Supercritical carbon dioxide modified with ligands was employed for the extraction of various metal ions such as transition metal ions, lanthanides and actinides from different media [4-20]. The extraction of lanthanides and actinides was carried out using Sc-CO2 modified with b-diketones [7]. Supercritical fluid extraction of uranium and plutonium from nitric acid medium was examined using Sc-CO2 containing tri-n-butyl phosphate (TBP) [8]. Quantitative dissolution of uranium dioxide in Sc-CO2 containing TBP with nitric acid was reported [9-10]. Uranium dioxide and its solid solutions with neptunium, plutonium and americium dioxides were dissolved using Sc-CO2 modified with TBP/nitric acid [11]. Supercritical fluid extraction of plutonium and americium from surrogate soil was investigated using Sc-CO2 modified with theonyltrifluoroacetone (TTA) and TBP [12]; the extraction efficiencies of Pu and Am were found to be 69% and 88%, respectively. Sc-CO2 containing hexafluoroacetylacetone and pyridine was employed for the removal of actinides from stainless steel surface [13].

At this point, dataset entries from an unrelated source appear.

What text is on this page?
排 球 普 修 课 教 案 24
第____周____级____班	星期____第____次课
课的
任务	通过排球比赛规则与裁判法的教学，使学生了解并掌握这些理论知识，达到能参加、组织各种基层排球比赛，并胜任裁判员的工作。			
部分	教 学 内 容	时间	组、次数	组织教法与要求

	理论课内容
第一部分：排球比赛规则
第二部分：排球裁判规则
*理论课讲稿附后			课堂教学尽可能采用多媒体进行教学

Complete removal of uranium from simulated solid waste matrices, e.g. tissue paper matrix was demonstrated in our laboratory using modified Sc-CO2 [18]. In our earlier studies, complete recovery of plutonium from simulated waste matrices such as tissue, glass, teflon and stainless steel was demonstrated using Sc-CO2 modified with octylphenyl-N, N-diisobutyl-carbamoylmethylphosphine oxide (fCMPO) in methanol [19]. In all these investigations, an analytical scale SFE was carried out, i.e. extraction from 1 mL capacity vessel. The actual waste generated in the laboratory, when subjected to SFE for the recovery of actinides resulted in an incomplete extraction. It was observed that the extraction efficiency of actinides from actual waste matrices (e.g. cellulose matrix) was highly influenced by the parameters such as storage period, nature of actinide species, moisture content etc.

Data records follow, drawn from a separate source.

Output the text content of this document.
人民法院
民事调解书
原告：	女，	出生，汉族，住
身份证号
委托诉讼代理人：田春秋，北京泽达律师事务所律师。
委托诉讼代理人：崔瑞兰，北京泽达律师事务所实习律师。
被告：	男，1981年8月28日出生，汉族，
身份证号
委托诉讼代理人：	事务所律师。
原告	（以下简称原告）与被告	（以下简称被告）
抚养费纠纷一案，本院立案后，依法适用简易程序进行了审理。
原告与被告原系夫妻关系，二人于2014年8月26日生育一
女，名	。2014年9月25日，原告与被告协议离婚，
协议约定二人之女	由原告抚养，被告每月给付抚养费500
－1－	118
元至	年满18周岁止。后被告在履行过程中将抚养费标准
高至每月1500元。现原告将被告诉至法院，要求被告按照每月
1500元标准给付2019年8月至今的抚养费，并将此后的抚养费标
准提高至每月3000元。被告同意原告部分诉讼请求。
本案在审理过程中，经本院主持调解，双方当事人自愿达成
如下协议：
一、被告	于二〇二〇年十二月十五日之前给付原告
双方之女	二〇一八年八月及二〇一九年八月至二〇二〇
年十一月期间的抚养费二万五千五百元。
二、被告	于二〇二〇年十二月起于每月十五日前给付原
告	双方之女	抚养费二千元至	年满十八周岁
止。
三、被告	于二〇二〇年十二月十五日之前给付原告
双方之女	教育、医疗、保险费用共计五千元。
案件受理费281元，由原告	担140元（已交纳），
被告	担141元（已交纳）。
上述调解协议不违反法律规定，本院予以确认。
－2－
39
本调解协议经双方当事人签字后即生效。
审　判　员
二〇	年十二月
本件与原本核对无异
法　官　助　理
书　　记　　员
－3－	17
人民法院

In the present study, SFE of plutonium was carried out from the actual waste i.e. cellulose based waste matrix using a 0.1 litre capacity extraction vessel. The extraction efficiency was investigated as a function of ligand and its content in modifier, temperature, HNO3 content in the Sc-CO2 phase and extraction time. Initially the recovery of plutonium was carried out using a 1 mL extraction vessel and methods were evolved for the complete removal of plutonium from actual cellulose matrix. Subsequently, the plutonium bearing waste was processed using a 0.1 litre capacity extraction vessel. Similarly, the recovery of uranium was investigated in a preparative scale SFE facility, extraction vessel of 1 litre capacity. The recovery of uranium was investigated from different simulated waste matrices viz., cellulose, teflon and glass, which are generally encountered in various process steps in a radioactive laboratory. The results on the recovery of actinides from these waste matrices are discussed.